1. Introduction
The OAuth 2.0 Authorization Framework [RFC6749] enables third-party client applications to obtain delegated access to protected resources. In the prototypical abstract OAuth flow, illustrated in Figure 1, the client obtains an access token from an entity known as an authorization server and then uses that token when accessing protected resources, such as HTTPS APIs.
+--------+ +---------------+
| | | |
| |<--(A)-- Get an access token --->| Authorization |
| | | Server |
| | | |
| | +---------------+
| | ^
| | |
| |
| | (C) |
| Client | Validate the
| | access token |
| |
| | |
| | v
| | +---------------+
| | | (C) |
| | | |
| |<--(B)-- Use the access token -->| Protected |
| | | Resource |
| | | |
+--------+ +---------------+
Figure 1: Abstract OAuth 2.0 Protocol Flow
The flow illustrated in Figure 1 includes the following steps:
(A) The client makes an HTTPS "POST" request to the authorization server and presents a credential representing the authorization grant. For certain types of clients (those that have been issued or otherwise established a set of client credentials) the request must be authenticated. In the response, the authorization server issues an access token to the client.
(B) The client includes the access token when making a request to access a protected resource.
(C) The protected resource validates the access token in order to authorize the request. In some cases, such as when the token is self-contained and cryptographically secured, the validation can be done locally by the protected resource. Other cases require that the protected resource call out to the authorization server to determine the state of the token and obtain metainformation about it.
Layering on the abstract flow above, this document standardizes enhanced security options for OAuth 2.0 utilizing client-certificate-based mutual TLS. Section 2 provides options for authenticating the request in Step (A). Step (C) is supported with semantics to express the binding of the token to the client certificate for both local and remote processing in Sections 3.1 and 3.2, respectively. This ensures that, as described in Section 3, protected resource access in Step (B) is only possible by the legitimate client using a certificate-bound token and holding the private key corresponding to the certificate.
OAuth 2.0 defines a shared-secret method of client authentication but also allows for defining and using additional client authentication mechanisms when interacting directly with the authorization server.
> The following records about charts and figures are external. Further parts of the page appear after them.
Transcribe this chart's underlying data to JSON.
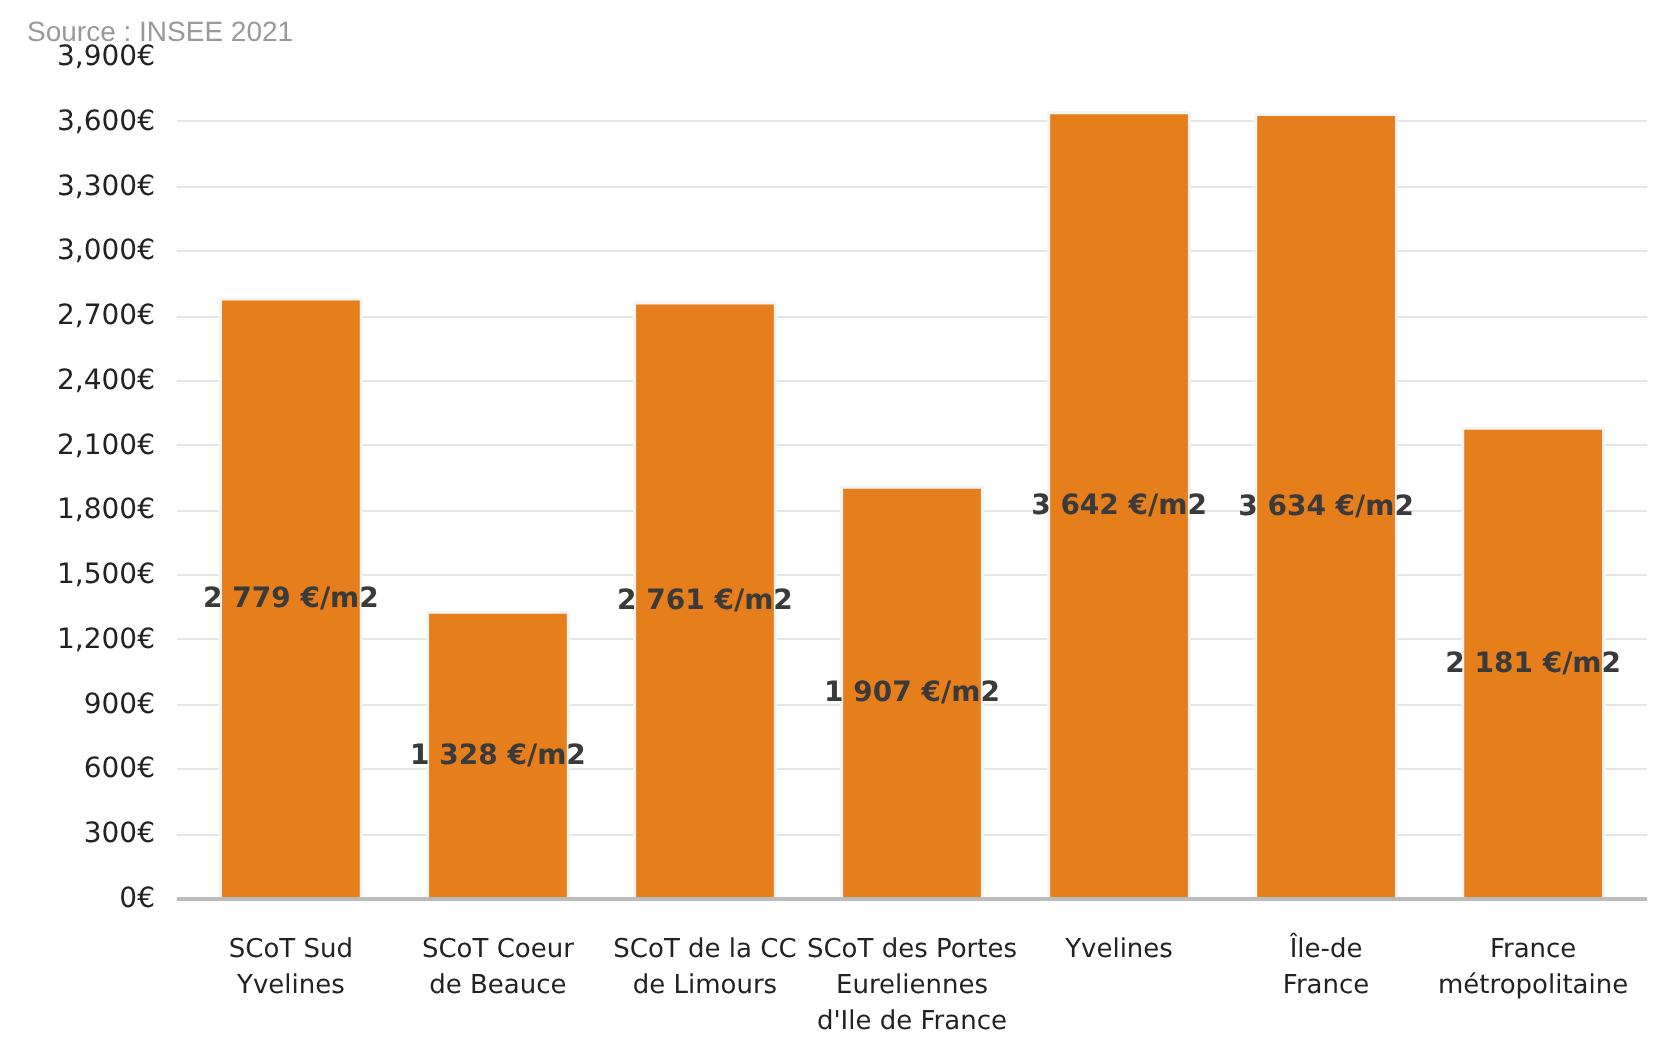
{
  "chart_data": {
    "type": "bar",
    "annotations": [
      "Source : INSEE 2021"
    ],
    "categories": [
      "SCoT Sud\nYvelines",
      "SCoT Coeur\nde Beauce",
      "SCoT de la CC\nde Limours",
      "SCoT des Portes\nEureliennes\nd'Ile de France",
      "Yvelines",
      "Île-de\nFrance",
      "France\nmétropolitaine"
    ],
    "values": [
      2779,
      1328,
      2761,
      1907,
      3642,
      3634,
      2181
    ],
    "value_labels": [
      "2 779 €/m2",
      "1 328 €/m2",
      "2 761 €/m2",
      "1 907 €/m2",
      "3 642 €/m2",
      "3 634 €/m2",
      "2 181 €/m2"
    ],
    "color": "#e67e1c",
    "ylim": [
      0,
      3900
    ],
    "yticks": [
      {
        "value": 0,
        "label": "0€"
      },
      {
        "value": 300,
        "label": "300€"
      },
      {
        "value": 600,
        "label": "600€"
      },
      {
        "value": 900,
        "label": "900€"
      },
      {
        "value": 1200,
        "label": "1,200€"
      },
      {
        "value": 1500,
        "label": "1,500€"
      },
      {
        "value": 1800,
        "label": "1,800€"
      },
      {
        "value": 2100,
        "label": "2,100€"
      },
      {
        "value": 2400,
        "label": "2,400€"
      },
      {
        "value": 2700,
        "label": "2,700€"
      },
      {
        "value": 3000,
        "label": "3,000€"
      },
      {
        "value": 3300,
        "label": "3,300€"
      },
      {
        "value": 3600,
        "label": "3,600€"
      },
      {
        "value": 3900,
        "label": "3,900€"
      }
    ],
    "grid": "y"
  }
}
This document describes an additional mechanism of client authentication utilizing mutual-TLS certificate-based authentication that provides better security characteristics than shared secrets. While [RFC6749] documents client authentication for requests to the token endpoint, extensions to OAuth 2.0 (such as Introspection [RFC7662], Revocation [RFC7009], and the Backchannel Authentication Endpoint in [OpenID.CIBA]) define endpoints that also utilize client authentication, and the mutual-TLS methods defined herein are applicable to those endpoints as well.
Mutual-TLS certificate-bound access tokens ensure that only the party in possession of the private key corresponding to the certificate can utilize the token to access the associated resources. Such a constraint is sometimes referred to as key confirmation, proof-of-possession, or holder-of-key and is unlike the case of the bearer token described in [RFC6750], where any party in possession of the access token can use it to access the associated resources. Binding an access token to the client's certificate prevents the use of stolen access tokens or replay of access tokens by unauthorized parties.
Mutual-TLS certificate-bound access tokens and mutual-TLS client authentication are distinct mechanisms that are complementary but don't necessarily need to be deployed or used together.
Additional client metadata parameters are introduced by this document in support of certificate-bound access tokens and mutual-TLS client authentication. The authorization server can obtain client metadata via the Dynamic Client Registration Protocol [RFC7591], which defines mechanisms for dynamically registering OAuth 2.0 client metadata with authorization servers. Also the metadata defined by [RFC7591], and registered extensions to it, imply a general data model for clients that is useful for authorization server implementations, even when the Dynamic Client Registration Protocol isn't in play. Such implementations will typically have some sort of user interface available for managing client configuration.